1. Fuel pump (10) having a head member (12) provided with a blind bore (14) in which a piston (26) is adapted to perform a pumping cycle by reciprocating along the main axis (X1) of the bore (14) between a top dead center (TDC) position and a bottom dead center (BDC) position, fuel being pressurized during the cycle in a compression chamber (30) defined between the top extremity (28) of the piston and the blind end of the bore (14), the piston (26) reciprocating under the influence of a rotating cam (36) cooperating with a follower assembly (34), the pump (10) further comprising a spring (46) compressed between the head member (12) and the follower assembly (34) in order to bias the follower assembly (34) toward the cam (36),
characterized in that an end cap (48) is mounted to the piston (26) for engaging the follower assembly (34),
wherein the end cap (48) is configured to locate a spring seat member (44) on the piston (26),
wherein the end cap (48) comprises a head (52) for cooperating with said spring seat member (44), wherein the head (52) comprises a contact surface (58) for engaging the follower assembly (34),
wherein the head (52) comprises a circumferential flange (64) forming a radially outer portion of the contact surface (58), the circumferential flange (64) being deformable elastically under load.

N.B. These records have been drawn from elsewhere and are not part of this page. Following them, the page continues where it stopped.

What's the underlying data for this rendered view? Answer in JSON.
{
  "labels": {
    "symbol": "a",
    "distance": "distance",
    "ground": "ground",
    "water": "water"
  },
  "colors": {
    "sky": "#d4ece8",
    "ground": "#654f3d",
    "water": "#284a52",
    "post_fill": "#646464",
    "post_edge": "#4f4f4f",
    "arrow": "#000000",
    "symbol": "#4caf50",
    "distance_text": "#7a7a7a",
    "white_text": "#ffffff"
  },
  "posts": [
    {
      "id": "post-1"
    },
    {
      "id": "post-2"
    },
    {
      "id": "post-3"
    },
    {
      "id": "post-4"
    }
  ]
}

2. Fuel pump (10) as claimed in claim 1, wherein the spring seat member (44) is biased against the end cap (48) by said spring (46).

3. Fuel pump (10) as claimed in claim 1, wherein the end cap (48) comprises a head (52).

4. Fuel pump (10) as claimed in claim 3, wherein the head (52) forms a spring seat member (44).

5. Fuel pump (10) as claimed in any one of claims 1, 3 or 4, wherein the head (52) has a larger diameter than the piston (26).

6. Fuel pump (10) as claimed in claim 1, wherein a circumferential groove (60) is formed in an outer sidewall (62) of the head (52) to form said circumferential flange (64).

7. Fuel pump (10) as claimed in any one of the preceding claims, wherein the piston (26) comprises a longitudinal bore (54).

8. Fuel pump (10) as claimed in claim 7, wherein the end cap (48) closes the longitudinal bore (54) formed in the piston (26).

9. Fuel pump (10) as claimed in claim 7 or claim 8, wherein the end cap (48) comprises a projection (50) disposed in said longitudinal bore (54) to mount the end cap (48).

10. Fuel pump (10) as claimed in claim 9, wherein the projection (50) is a press fit in said longitudinal bore (54).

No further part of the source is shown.